Fan is a self-described “thug,” who is cocky enough to lay a smack-down on an off-duty cop during a fair and square bar fight. However, the abuse meted out at the Sha Tsui Detention Center will break him in a matter of days. Having survived one suicide attempt, Fan will knuckle down, becoming a model prisoner, by following the advice of Sharpie, a veteran re-offender. The older “boy” (prisoners as old as twenty-five are incarcerated at Sha Tsui) deliberately returned, to avenge a friend’s murder, which the guards dressed up as a suicide.
Most likely it was the work of the brutal senior guard Gwai, or one of his vicious comrades. Only the idealistic Ho and world weary veteran officer (rarely seen in the film) are beyond suspicion. Unfortunately, the soul-deadening violence of Sha Tsui is poisoning Ho’s relationship with his wife Samantha, a former junkie, whom he saved during his social-worker days.
There is plenty of socially conscious muckraking in With Prisoners. Realism certainly was not a problem, given the presence of many former inmates in the large supporting cast, including Mak Yee Ma, making an extraordinary debut as Sharpie.

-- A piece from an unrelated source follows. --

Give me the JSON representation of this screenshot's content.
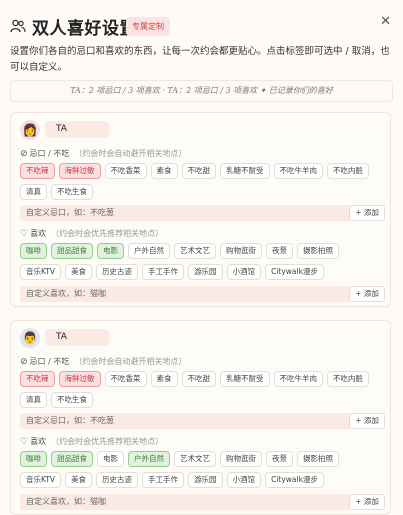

However, Wong and co-writer Wong Chi-bong include some more traditional crime drama elements to help pull viewers through, mostly revolving around the death of Sharpie’s friend and his subsequent pursuit of payback.
The quietly incendiary Mak is a heck of a discovery in Prisoners, but up-and-coming Neo Yau Hawk-sau also stretches his chops and range quite nicely as Fan. Kelvin Kwan’s is admirably earnest, but nobody can withstand the withering voltage of Lee Kwok-Lun’s work as the casually sadistic yet eerily charismatic Gwai. What makes it so scary and potent is the apparent effortlessness of his cruelty and how little it seems to affect him. It is a performance that ranks up with R. Lee Ermey in Full Metal Jacket.